Nicolas Beau : Je pense que sur le plan intérieur et de l'évolution des libertés publiques et politiques, rien n'a changé par rapport au père. De ce côté-là, le Qatar n'a pas connu son "Printemps". En revanche il y a eu des changements très sensibles en termes de politique étrangère notamment par rapport au dossier syrien où quelques passerelles ont été jetées avec le régime de Bachar el-Assad. Incontestablement les échecs subis par les Frères musulmans égyptiens et libyens, ou le Mujao au Mali, ont amené le Qatar a réduire considérablement la voilure en se faisant moins présent en matière de politique internationale.
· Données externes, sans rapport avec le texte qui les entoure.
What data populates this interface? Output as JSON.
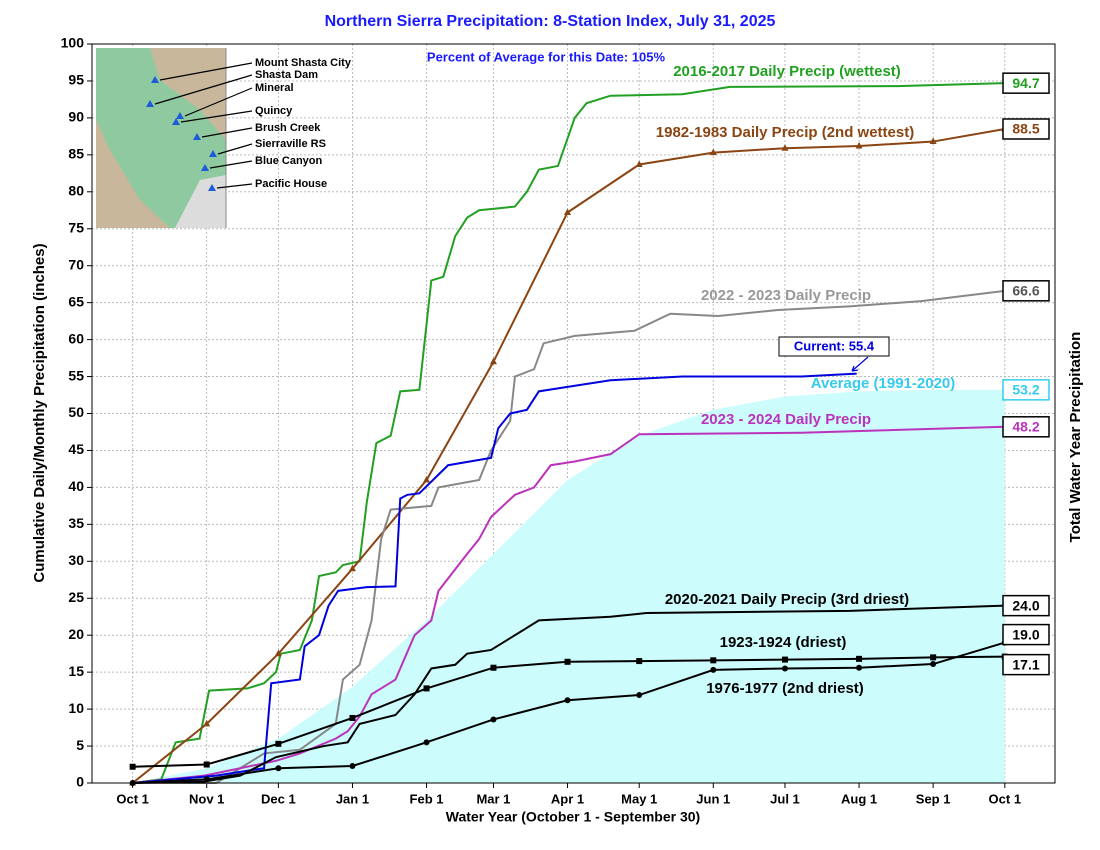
{
  "chart_data": {
    "type": "line",
    "title": "Northern Sierra Precipitation: 8-Station Index, July 31, 2025",
    "subtitle": "Percent of Average for this Date: 105%",
    "x_label": "Water Year (October 1 - September 30)",
    "y_label": "Cumulative Daily/Monthly Precipitation (inches)",
    "y2_label": "Total Water Year Precipitation",
    "current_label": "Current: 55.4",
    "xlim": [
      -17,
      386
    ],
    "xticks": [
      {
        "value": 0,
        "label": "Oct 1"
      },
      {
        "value": 31,
        "label": "Nov 1"
      },
      {
        "value": 61,
        "label": "Dec 1"
      },
      {
        "value": 92,
        "label": "Jan 1"
      },
      {
        "value": 123,
        "label": "Feb 1"
      },
      {
        "value": 151,
        "label": "Mar 1"
      },
      {
        "value": 182,
        "label": "Apr 1"
      },
      {
        "value": 212,
        "label": "May 1"
      },
      {
        "value": 243,
        "label": "Jun 1"
      },
      {
        "value": 273,
        "label": "Jul 1"
      },
      {
        "value": 304,
        "label": "Aug 1"
      },
      {
        "value": 335,
        "label": "Sep 1"
      },
      {
        "value": 365,
        "label": "Oct 1"
      }
    ],
    "ylim": [
      0,
      100
    ],
    "yticks": [
      0,
      5,
      10,
      15,
      20,
      25,
      30,
      35,
      40,
      45,
      50,
      55,
      60,
      65,
      70,
      75,
      80,
      85,
      90,
      95,
      100
    ],
    "grid": true,
    "map_stations": [
      "Mount Shasta City",
      "Shasta Dam",
      "Mineral",
      "Quincy",
      "Brush Creek",
      "Sierraville RS",
      "Blue Canyon",
      "Pacific House"
    ],
    "series": [
      {
        "name": "Average (1991-2020)",
        "color": "#33ccee",
        "area": true,
        "label": "53.2",
        "x": [
          0,
          31,
          61,
          92,
          123,
          151,
          182,
          212,
          243,
          273,
          304,
          335,
          365
        ],
        "values": [
          0,
          2,
          6,
          13,
          22,
          31,
          41,
          47,
          50.5,
          52.3,
          53,
          53.2,
          53.2
        ]
      },
      {
        "name": "2016-2017 Daily Precip (wettest)",
        "color": "#22a022",
        "label": "94.7",
        "x": [
          0,
          12,
          18,
          28,
          32,
          48,
          55,
          60,
          62,
          70,
          75,
          78,
          85,
          88,
          95,
          98,
          102,
          108,
          112,
          120,
          125,
          130,
          135,
          140,
          145,
          160,
          165,
          170,
          178,
          185,
          190,
          200,
          230,
          250,
          320,
          365
        ],
        "values": [
          0,
          0.5,
          5.5,
          6,
          12.5,
          12.8,
          13.5,
          15,
          17.5,
          18,
          22,
          28,
          28.5,
          29.5,
          30,
          38,
          46,
          47,
          53,
          53.2,
          68,
          68.5,
          74,
          76.5,
          77.5,
          78,
          80,
          83,
          83.5,
          90,
          92,
          93,
          93.2,
          94.2,
          94.3,
          94.7
        ]
      },
      {
        "name": "1982-1983 Daily Precip (2nd wettest)",
        "color": "#8b4513",
        "marker": "triangle",
        "label": "88.5",
        "x": [
          0,
          31,
          61,
          92,
          123,
          151,
          182,
          212,
          243,
          273,
          304,
          335,
          365
        ],
        "values": [
          0,
          8,
          17.5,
          29,
          41,
          57,
          77.2,
          83.7,
          85.3,
          85.9,
          86.2,
          86.8,
          88.5
        ]
      },
      {
        "name": "2022 - 2023 Daily Precip",
        "color": "#888888",
        "label": "66.6",
        "x": [
          0,
          35,
          45,
          55,
          70,
          85,
          88,
          95,
          100,
          104,
          108,
          125,
          128,
          145,
          150,
          158,
          160,
          168,
          172,
          185,
          210,
          225,
          245,
          270,
          300,
          330,
          365
        ],
        "values": [
          0,
          0,
          2,
          4,
          4.5,
          8,
          14,
          16,
          22,
          33,
          37,
          37.5,
          40,
          41,
          45,
          49,
          55,
          56,
          59.5,
          60.5,
          61.2,
          63.5,
          63.2,
          64,
          64.5,
          65.2,
          66.6
        ]
      },
      {
        "name": "2023 - 2024 Daily Precip",
        "color": "#bb33bb",
        "label": "48.2",
        "x": [
          0,
          30,
          45,
          60,
          70,
          85,
          90,
          95,
          100,
          110,
          118,
          125,
          128,
          140,
          145,
          150,
          160,
          168,
          175,
          185,
          200,
          212,
          280,
          365
        ],
        "values": [
          0,
          1,
          2,
          3,
          4,
          6,
          7,
          9,
          12,
          14,
          20,
          22,
          26,
          31,
          33,
          36,
          39,
          40,
          43,
          43.5,
          44.5,
          47.2,
          47.4,
          48.2
        ]
      },
      {
        "color": "#0000dd",
        "x": [
          0,
          35,
          45,
          55,
          58,
          70,
          72,
          78,
          82,
          86,
          98,
          110,
          112,
          115,
          120,
          132,
          150,
          153,
          158,
          165,
          170,
          180,
          200,
          230,
          280,
          303
        ],
        "values": [
          0,
          1,
          1.5,
          2,
          13.5,
          14,
          18.5,
          20,
          24,
          26,
          26.5,
          26.6,
          38.5,
          39,
          39.2,
          43,
          44,
          48,
          50,
          50.5,
          53,
          53.5,
          54.5,
          55,
          55,
          55.4
        ]
      },
      {
        "name": "2020-2021 Daily Precip (3rd driest)",
        "color": "#000000",
        "label": "24.0",
        "x": [
          0,
          30,
          45,
          60,
          80,
          90,
          95,
          110,
          118,
          125,
          135,
          140,
          150,
          160,
          170,
          200,
          215,
          300,
          365
        ],
        "values": [
          0,
          0.2,
          1,
          3.5,
          5,
          5.5,
          8,
          9.2,
          12,
          15.5,
          16,
          17.5,
          18,
          20,
          22,
          22.5,
          23,
          23.3,
          24.0
        ]
      },
      {
        "name": "1923-1924 (driest)",
        "color": "#000000",
        "marker": "square",
        "label": "17.1",
        "x": [
          0,
          31,
          61,
          92,
          123,
          151,
          182,
          212,
          243,
          273,
          304,
          335,
          365
        ],
        "values": [
          2.2,
          2.5,
          5.3,
          8.8,
          12.8,
          15.6,
          16.4,
          16.5,
          16.6,
          16.7,
          16.8,
          17,
          17.1
        ]
      },
      {
        "name": "1976-1977 (2nd driest)",
        "color": "#000000",
        "marker": "circle",
        "label": "19.0",
        "x": [
          0,
          31,
          61,
          92,
          123,
          151,
          182,
          212,
          243,
          273,
          304,
          335,
          365
        ],
        "values": [
          0,
          0.5,
          2,
          2.3,
          5.5,
          8.6,
          11.2,
          11.9,
          15.3,
          15.5,
          15.6,
          16.1,
          19.0
        ]
      }
    ]
  }
}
Ils sont revenus à leur pré carré traditionnel, et doivent affronter l'hiostilité de leurs frères ennemis du Gofle : l'Arabie Saoudite et les Emirats arabes unis. Pour cela, ils doivent renforcer les alliances qu'ils ont pu tisser les années antérieures, notamment avec la France.

Sur le dossier syrien, le Qatar a notamment été accusé de jouer un double jeu. Qu'en est-il réellement ? Qu'est-ce que cette attitude révèle de la stratégie de l'émirat ?
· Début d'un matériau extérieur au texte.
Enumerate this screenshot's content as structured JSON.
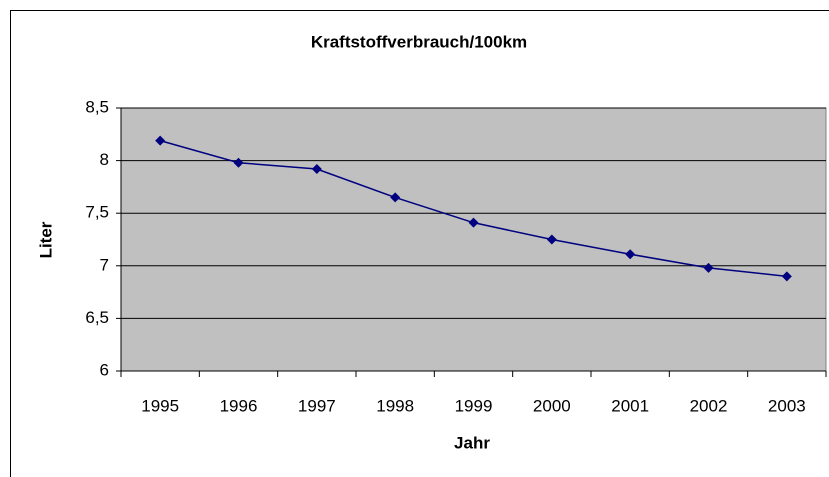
{
  "chart_data": {
    "type": "line",
    "title": "Kraftstoffverbrauch/100km",
    "x_label": "Jahr",
    "y_label": "Liter",
    "categories": [
      "1995",
      "1996",
      "1997",
      "1998",
      "1999",
      "2000",
      "2001",
      "2002",
      "2003"
    ],
    "series": [
      {
        "name": "Liter",
        "color": "#000080",
        "values": [
          8.19,
          7.98,
          7.92,
          7.65,
          7.41,
          7.25,
          7.11,
          6.98,
          6.9
        ]
      }
    ],
    "ylim": [
      6,
      8.5
    ],
    "yticks": [
      6,
      {
        "value": 6.5,
        "label": "6,5"
      },
      7,
      {
        "value": 7.5,
        "label": "7,5"
      },
      8,
      {
        "value": 8.5,
        "label": "8,5"
      }
    ],
    "grid": true,
    "plot_background": "#c0c0c0"
  }
}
Je crois que le Qatar a pris la mesure de la situation. El-Assad a résisté au soulèvement populaire. De plus, ils doivent se mettre en retrait du fait de la pression américaine. Le Qatar en dépend encore beaucoup ; son assurance-vie, c'est la base américaine présente dans le pays. Le Qatar ne peut donc pas se permettre de continuer à soutenir de façon voyante des mouvements djihadistes que son allié américain combat. Et quand le Qatar voit les échanges croissants entre les Etats-Unis et l'Iran – un autre adversaire du Qatar – l'émirat est obligé de changer son positionnement sur le dossier syrien. De manière général le Qatar a donc tendance à se faire plus modeste.

Par ailleurs, le nouvel émir a-t-il su faire preuve de plus d'indépendance que son père vis-à-vis des autres monarchies du Golfe ?
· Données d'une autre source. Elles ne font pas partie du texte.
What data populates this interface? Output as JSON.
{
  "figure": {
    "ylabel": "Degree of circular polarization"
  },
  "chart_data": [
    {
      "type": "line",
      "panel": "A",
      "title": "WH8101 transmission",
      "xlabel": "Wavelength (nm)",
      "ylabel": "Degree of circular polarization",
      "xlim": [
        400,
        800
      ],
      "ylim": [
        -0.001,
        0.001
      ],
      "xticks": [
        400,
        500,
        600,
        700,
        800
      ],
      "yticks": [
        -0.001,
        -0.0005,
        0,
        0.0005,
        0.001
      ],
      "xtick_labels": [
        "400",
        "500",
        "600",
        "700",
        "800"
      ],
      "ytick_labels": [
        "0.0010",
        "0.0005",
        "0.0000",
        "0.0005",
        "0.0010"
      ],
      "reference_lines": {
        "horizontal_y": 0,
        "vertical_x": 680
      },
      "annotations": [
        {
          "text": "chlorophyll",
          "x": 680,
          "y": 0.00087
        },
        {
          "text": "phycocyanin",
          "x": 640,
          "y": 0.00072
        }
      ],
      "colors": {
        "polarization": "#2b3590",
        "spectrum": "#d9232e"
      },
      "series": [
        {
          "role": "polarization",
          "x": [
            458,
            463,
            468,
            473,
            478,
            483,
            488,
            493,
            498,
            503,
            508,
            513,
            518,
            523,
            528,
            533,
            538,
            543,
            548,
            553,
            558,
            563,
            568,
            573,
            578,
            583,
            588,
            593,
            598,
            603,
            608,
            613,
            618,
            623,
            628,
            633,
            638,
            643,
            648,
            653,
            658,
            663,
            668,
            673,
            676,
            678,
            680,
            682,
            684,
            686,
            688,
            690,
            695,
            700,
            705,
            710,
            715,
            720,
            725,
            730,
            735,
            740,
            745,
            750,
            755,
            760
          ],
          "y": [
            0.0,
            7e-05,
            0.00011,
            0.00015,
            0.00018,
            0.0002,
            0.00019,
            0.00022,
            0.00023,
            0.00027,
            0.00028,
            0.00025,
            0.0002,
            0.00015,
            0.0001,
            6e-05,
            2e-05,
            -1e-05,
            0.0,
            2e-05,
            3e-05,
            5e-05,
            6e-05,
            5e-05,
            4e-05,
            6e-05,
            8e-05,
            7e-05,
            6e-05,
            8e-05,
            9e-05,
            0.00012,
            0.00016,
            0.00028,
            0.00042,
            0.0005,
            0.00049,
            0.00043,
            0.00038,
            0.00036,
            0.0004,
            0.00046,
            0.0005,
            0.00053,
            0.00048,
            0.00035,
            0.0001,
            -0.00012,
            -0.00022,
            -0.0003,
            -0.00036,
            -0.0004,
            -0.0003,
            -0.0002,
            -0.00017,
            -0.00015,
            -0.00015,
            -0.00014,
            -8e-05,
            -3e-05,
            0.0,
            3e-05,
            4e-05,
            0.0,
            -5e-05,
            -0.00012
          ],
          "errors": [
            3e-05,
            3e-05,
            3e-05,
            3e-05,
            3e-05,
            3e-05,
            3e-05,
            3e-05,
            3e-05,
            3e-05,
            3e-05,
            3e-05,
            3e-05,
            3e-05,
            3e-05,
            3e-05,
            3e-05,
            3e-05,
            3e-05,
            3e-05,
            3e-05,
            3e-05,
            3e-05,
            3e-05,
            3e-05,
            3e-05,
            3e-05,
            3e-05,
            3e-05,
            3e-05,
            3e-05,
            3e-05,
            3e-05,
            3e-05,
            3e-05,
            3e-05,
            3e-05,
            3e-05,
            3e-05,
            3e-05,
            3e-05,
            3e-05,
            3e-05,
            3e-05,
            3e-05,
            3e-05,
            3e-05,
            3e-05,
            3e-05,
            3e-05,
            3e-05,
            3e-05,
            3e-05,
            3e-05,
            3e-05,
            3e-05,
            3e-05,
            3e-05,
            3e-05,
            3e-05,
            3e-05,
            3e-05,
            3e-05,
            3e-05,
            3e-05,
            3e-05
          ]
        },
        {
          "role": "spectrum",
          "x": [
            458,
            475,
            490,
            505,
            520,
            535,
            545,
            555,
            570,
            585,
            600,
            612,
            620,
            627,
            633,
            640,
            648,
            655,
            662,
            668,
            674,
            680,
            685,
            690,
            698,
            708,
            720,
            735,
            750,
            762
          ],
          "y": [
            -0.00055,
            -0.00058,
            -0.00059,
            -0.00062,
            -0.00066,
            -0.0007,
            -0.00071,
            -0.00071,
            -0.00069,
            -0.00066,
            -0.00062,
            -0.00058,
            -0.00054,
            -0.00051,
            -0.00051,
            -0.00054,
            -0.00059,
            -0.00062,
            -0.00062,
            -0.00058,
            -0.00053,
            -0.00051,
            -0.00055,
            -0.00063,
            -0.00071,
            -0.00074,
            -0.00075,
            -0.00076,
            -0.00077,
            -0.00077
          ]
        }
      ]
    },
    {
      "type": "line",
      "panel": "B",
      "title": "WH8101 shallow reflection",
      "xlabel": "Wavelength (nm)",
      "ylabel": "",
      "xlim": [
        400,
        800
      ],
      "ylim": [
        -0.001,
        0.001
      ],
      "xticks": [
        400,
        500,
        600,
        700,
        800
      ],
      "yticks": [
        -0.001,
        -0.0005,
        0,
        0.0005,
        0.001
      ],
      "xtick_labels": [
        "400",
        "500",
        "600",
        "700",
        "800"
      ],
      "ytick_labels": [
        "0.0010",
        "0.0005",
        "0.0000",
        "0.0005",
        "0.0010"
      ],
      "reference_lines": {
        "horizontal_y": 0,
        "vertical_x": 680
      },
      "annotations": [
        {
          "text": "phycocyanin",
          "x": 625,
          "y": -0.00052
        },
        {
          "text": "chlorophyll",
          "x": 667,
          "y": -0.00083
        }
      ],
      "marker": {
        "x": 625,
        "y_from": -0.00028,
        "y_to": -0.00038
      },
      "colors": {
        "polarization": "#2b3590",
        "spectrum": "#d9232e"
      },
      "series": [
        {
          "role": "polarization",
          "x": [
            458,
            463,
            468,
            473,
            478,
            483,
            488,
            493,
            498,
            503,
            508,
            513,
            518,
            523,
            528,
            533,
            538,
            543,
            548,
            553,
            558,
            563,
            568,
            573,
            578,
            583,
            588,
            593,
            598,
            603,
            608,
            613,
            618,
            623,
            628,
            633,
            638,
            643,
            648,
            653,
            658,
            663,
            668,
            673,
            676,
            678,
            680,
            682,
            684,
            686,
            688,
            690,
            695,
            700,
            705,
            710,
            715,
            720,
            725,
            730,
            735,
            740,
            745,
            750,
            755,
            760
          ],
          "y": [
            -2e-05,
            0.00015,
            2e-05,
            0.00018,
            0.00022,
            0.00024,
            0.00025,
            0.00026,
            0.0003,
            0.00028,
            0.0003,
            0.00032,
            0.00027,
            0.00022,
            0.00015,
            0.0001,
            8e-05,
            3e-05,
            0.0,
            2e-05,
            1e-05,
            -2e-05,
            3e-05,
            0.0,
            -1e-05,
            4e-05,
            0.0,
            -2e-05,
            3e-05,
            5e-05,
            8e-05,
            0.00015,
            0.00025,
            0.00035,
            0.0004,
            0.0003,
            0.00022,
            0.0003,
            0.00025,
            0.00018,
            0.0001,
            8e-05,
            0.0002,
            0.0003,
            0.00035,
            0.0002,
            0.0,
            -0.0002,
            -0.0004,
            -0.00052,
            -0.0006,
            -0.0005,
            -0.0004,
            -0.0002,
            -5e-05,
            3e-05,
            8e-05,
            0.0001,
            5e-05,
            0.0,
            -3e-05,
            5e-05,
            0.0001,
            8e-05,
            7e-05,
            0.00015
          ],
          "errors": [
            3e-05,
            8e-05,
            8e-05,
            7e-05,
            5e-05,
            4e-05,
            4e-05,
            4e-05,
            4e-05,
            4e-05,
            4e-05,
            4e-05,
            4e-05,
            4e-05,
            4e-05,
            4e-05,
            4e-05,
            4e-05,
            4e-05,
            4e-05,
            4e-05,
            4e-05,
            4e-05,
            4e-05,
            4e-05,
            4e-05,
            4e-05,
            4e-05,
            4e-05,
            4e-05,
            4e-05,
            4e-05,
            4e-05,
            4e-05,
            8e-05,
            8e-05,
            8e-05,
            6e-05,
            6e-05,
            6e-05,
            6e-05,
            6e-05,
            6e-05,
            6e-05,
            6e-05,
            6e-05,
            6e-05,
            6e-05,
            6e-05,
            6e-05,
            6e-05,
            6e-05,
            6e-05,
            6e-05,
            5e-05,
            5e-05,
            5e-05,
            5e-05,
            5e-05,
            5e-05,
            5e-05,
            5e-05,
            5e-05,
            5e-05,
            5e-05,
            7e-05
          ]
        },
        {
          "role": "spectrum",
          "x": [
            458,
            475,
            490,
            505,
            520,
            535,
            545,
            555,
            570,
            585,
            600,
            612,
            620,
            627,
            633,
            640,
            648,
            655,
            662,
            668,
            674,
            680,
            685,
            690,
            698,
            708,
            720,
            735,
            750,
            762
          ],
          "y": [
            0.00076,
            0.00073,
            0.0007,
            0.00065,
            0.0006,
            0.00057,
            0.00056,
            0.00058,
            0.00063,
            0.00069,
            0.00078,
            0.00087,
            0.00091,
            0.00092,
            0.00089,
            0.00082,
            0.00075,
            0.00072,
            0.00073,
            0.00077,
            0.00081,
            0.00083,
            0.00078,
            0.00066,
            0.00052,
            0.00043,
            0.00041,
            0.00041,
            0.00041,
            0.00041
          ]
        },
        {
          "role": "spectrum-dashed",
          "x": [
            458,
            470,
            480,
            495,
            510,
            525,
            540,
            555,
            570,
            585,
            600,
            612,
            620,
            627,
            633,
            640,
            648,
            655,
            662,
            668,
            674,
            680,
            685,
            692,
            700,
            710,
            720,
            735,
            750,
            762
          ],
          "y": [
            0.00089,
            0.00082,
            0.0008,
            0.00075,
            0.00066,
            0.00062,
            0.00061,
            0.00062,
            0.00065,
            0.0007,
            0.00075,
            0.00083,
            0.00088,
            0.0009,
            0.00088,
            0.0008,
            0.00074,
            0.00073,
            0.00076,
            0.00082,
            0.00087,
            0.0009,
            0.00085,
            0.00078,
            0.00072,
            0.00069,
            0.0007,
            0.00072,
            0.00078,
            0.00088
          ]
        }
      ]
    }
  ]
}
Je crois que malgré les apparences, le père de l'actuel cheikh Tamim était en guerre larvée avec les autres puissances du Golfe. Simplement, la situation internationale ayant changé, les frères ennemis du Golfe se sont ouvertement prononcés contre les intérêts du Qatar, profitant d'ailleurs de la faiblesse de l'émirat. On constate d'ailleurs que le grand prêcheur Al-Qardawi, très proche des Frères musulmans, a dû modérer ses prêches. Cela dénote bien d'une volonté du Qatar de la volonté de se faire plus modeste sur la scène internationale qu'il ne l'était jusque-là.

Aujourd'hui qu'attend François Hollande de cette visite ?

Pour commencer je dirais que dans la situation actuelle – avec notamment le projet de la Coupe du monde 2022 qui prend l'eau de toutes parts – le cheikh Tamim a sans doute plus besoin de François Hollande, qui a même une politique très équilibré dans cette région du monde, que l'inverse. Nous ne sommes plus tout à fait comme dans les belles années du règne de son père où c'est la France qui venait demander de l'aide pour le soutien à l'industrie française.

Cependant les fonds qataris en France sont toujours là et ils pèsent entre 20 et 25 milliards de dollars. Il est certain que dans la conjoncture actuelle, la France est très heureuse d'attirer les capitaux qataris. Elle ne compte pas s'arrêter. Mais les termes du débat sont plus équilibrés qu'avant.